Zeeva Feinstein, 9 years old

It is safe to assume that many nine-years-olds do not know the term prosopopoeia (writing in the perspective of an inanimate object) nor could name the parts of a digestive system, but Zeeva Feinstein does, for she has a quest for learning and expressing her creativity. Her imaginative and endearing story “The Germ Invasion,” which has been published in author Peter H. Reynolds’ “HUTCH Magazine,” features the perspective of germs on their way down a boy’s digestive tract. As a third grade Elm Street School student, Feinstein impresses the world with her talent for writing—she read the same story for an open microphone night at Barnes and Noble in early 2018—as well as art. One of Feinstein’s paintings is inspired by her favorite artist, Jackson Pollock, as it is an abstract piece with a whirl of green, red and blue. Feinstein does not just participate in the arts for her own satisfaction, but she wants to give back to the community, hoping to be a writer or a teacher someday so she can help others like her grow in their talents—and to learn terms like prosopopoeia.

Advait Kolarkar, 4 years old

To most four-year-olds, a sandbox can be an enjoyable way to play, but for Advait Kolarkar, the blank canvas is his playground. While children get their hands dirty with sand, he gets paint all over his hands, spreading the colors around to not make a simple sandcastle but an artistic masterpiece. At first look, Kolarkar’s paintings seem like products of an older, well-established artist. Just a four-year-old boy in India, Kolarkar first learned to paint with food coloring, and he expressed his vivid imagination on canvas with an explosion of colors in a form of abstract art. His love for dinosaurs and outer space are channeled into his art as part of the creative process. His paintings have swirls and splatters almost like a galaxy that Kolarkar dreams of discovering as an astronaut some day. They are splashes of colors, looking like fantasy worlds come alive. Galleries and the press have recognized him as the world’s youngest artist, and people have been buying his collections of artwork. Many anxiously wonder what new inner universes of imagination will explode onto canvas in the coming years.
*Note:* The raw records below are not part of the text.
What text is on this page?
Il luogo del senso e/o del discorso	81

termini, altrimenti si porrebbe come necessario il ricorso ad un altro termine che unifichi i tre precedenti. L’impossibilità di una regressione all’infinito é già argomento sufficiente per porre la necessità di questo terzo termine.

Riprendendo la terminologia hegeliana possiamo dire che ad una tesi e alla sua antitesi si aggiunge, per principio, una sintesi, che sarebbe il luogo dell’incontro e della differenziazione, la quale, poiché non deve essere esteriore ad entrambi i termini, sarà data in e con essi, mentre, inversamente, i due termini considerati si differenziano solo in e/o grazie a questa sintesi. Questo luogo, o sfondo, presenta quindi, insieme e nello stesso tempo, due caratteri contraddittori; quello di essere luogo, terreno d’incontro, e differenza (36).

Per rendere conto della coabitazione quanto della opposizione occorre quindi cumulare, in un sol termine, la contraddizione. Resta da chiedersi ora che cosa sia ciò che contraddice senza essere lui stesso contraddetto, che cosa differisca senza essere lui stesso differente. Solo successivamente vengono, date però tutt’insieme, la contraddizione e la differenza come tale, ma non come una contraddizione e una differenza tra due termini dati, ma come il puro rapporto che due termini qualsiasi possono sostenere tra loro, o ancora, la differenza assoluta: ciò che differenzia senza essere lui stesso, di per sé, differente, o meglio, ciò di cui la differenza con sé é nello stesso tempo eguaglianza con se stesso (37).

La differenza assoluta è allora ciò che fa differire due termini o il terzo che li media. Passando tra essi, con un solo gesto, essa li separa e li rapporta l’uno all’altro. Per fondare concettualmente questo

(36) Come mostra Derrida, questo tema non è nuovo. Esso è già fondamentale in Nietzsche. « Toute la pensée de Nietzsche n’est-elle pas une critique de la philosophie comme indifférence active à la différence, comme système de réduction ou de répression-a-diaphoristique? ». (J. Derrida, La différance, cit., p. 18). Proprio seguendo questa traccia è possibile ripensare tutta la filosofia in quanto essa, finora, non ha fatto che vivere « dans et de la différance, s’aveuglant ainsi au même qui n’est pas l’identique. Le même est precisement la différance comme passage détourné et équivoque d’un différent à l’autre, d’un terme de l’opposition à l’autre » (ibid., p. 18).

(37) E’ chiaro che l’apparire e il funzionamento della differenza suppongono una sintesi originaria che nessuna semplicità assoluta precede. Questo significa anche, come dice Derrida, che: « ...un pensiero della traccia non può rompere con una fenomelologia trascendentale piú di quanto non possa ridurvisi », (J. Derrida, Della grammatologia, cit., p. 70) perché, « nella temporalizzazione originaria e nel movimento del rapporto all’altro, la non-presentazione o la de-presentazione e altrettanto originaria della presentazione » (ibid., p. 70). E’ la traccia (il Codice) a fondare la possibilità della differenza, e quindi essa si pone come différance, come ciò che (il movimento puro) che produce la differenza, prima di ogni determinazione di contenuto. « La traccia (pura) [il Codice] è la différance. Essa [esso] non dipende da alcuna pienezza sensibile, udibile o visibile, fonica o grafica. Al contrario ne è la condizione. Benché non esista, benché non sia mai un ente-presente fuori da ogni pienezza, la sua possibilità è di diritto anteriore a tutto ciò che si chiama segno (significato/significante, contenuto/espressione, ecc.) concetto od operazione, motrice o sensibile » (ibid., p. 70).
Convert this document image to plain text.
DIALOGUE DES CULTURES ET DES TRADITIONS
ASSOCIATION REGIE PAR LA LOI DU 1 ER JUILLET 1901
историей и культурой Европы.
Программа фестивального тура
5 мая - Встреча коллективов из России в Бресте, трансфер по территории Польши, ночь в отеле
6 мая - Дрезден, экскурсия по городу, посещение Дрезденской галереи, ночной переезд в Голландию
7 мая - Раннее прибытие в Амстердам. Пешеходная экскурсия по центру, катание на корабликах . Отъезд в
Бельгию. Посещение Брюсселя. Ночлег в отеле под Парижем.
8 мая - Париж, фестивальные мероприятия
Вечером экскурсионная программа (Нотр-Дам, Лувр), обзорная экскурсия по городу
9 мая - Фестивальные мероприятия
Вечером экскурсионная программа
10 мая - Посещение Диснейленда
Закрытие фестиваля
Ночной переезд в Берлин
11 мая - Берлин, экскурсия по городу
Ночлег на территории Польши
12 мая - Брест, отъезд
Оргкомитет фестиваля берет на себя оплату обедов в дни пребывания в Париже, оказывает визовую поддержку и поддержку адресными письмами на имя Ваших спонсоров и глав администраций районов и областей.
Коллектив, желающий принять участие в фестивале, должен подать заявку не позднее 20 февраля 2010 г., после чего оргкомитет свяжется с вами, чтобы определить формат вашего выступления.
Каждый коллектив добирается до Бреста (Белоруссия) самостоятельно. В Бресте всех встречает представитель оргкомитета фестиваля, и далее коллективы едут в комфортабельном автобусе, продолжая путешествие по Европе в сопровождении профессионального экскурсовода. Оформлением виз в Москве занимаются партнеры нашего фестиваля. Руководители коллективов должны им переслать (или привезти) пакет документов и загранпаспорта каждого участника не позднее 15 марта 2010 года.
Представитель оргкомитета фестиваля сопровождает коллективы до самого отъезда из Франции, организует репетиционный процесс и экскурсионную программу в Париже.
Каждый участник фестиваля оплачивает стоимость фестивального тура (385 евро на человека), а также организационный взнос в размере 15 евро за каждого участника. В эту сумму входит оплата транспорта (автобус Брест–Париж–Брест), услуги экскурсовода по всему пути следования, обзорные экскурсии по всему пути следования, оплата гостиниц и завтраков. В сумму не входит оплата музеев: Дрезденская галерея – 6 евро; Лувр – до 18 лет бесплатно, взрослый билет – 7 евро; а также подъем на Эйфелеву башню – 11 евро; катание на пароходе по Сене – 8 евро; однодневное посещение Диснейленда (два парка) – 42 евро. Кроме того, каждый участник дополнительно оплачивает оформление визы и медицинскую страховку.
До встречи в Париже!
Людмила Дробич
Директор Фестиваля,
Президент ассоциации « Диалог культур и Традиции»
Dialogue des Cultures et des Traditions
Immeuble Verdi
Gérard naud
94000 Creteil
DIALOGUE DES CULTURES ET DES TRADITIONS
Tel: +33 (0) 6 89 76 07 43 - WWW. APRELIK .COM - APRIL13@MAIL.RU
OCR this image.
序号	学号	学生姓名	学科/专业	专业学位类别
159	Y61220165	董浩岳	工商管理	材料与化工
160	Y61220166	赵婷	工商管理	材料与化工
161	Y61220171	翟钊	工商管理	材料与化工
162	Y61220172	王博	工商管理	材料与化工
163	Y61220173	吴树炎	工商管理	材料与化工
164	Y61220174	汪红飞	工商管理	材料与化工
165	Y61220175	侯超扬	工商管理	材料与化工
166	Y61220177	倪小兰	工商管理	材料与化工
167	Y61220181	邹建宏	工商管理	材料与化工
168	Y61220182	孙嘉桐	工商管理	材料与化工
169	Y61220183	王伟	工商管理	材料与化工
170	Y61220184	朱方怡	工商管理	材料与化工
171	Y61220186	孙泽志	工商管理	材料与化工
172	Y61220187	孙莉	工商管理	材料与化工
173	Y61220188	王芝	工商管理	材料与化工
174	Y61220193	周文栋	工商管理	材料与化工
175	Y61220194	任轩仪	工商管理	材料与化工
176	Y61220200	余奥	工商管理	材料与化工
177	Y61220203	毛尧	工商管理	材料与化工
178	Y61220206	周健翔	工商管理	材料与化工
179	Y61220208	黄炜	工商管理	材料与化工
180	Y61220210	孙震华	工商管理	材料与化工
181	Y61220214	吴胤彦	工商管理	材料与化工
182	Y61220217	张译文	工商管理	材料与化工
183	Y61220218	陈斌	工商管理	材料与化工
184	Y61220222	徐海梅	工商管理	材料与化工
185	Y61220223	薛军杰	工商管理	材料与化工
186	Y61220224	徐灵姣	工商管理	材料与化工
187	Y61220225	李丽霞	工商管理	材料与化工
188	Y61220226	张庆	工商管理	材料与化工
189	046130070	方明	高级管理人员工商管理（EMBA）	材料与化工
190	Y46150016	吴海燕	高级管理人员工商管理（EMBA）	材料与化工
Alma Deutscher, 13 years old

Hailing from England, pianist, violinist and composer Alma Deutscher is known as a little Mozart, according to widespread press reviews, her appearance on CBS 60 Minutes and an hour-long BBC Documentary. Yet, she wants to be remembered not as a little Mozart but as a little Alma. At just six years old, she wrote her first piano sonata, and in between then and now, she has written piano and violin concertos among many other works, leading up to a full-length opera that is her interpretation of “Cinderella:” instead of looking for a glass slipper, the prince searches through song for the lady with a beautiful voice. She gets her inspiration from waving a skipping rope in her garden and hears wonderful melodies in her mind, and she believes that writing melodies from her heart is more meaningful than dissonance and using new technologies to create contemporary music. Deutscher is musically mature, yet she utilizes her youthful energies and genuine joy to produce music that has and always will make people smile.